Season's disappointing end for Scotland

 


 

 

 

 

 

 

 

 

WITH A WHIMPER

“This is the way the world ends
Not with a bang but a whimper.”

Last time round we said we hoped it would be the other way round but the concluding lines of TS Eliot's morbidly powerful (or powerfully morbid) 1927 poem 'The Hollow Men' seems an apt epitaph for the 2004-05 Scottish season. After the pyrotechnics of the final day of the SPL Scottish football turned from the spectacular to the soporific as the 2004-05 season meandered towards its conclusion with a mundane Scottish Cup Final and two World Cup qualifiers of monumental boredom and sterility.

Against Moldova at Hampden Scotland took until nearly half-time to create a decent chance against the qualifying group's supposed whipping boys. Then when we did manage to take the lead thanks to a goal from Christian Dailly (only on the pitch following an injury to Jackie McNamara) we treat the Moldovans as if they were Brazilians by defending in depth and at times in desperation for the remainder of the match before substitute James McFadden grabbed a second goal right at the death.

On to Minsk for the tie against Belarus. Built up by the Scottish management and media as the best side in the group bar Italy, the home team actually turned out to be pretty mediocre. Scotland did a good job of shackling danger man Aleksandr Gleb but showed precious little ambition in a game where a win would have proved priceless.

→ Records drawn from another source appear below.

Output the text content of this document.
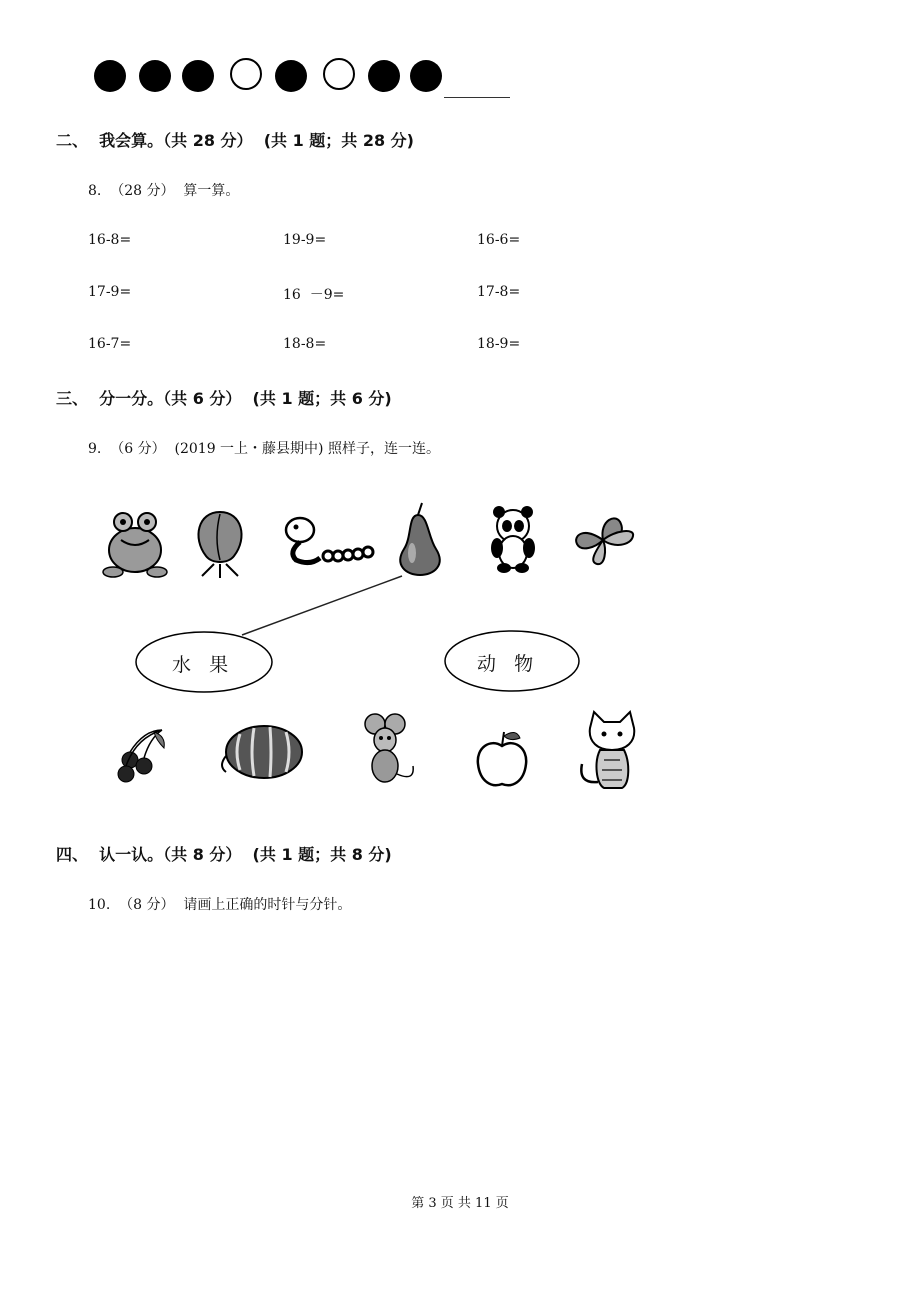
二、  我会算。（共 28 分）  (共 1 题；共 28 分)
8.  （28 分）  算一算。
16-8=	19-9=	16-6=
17-9=	16  －9=	17-8=
16-7=	18-8=	18-9=
三、  分一分。（共 6 分）  (共 1 题；共 6 分)
9.  （6 分）  (2019 一上・藤县期中) 照样子，连一连。
水   果	动   物
四、  认一认。（共 8 分）  (共 1 题；共 8 分)
10.  （8 分）  请画上正确的时针与分针。
第 3 页 共 11 页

It's safe to say that had Berti Vogts still been in charge then entire boatloads of vitriol would have been heaped on the German's head. But Walter Smith is still enjoying something of a honeymoon with the 'fans with laptops' and is an accustomed schmoozer of the Scottish sporting press corps of many years standing. So the manager avoided the flak his predecessor would undoubtedly have had to face.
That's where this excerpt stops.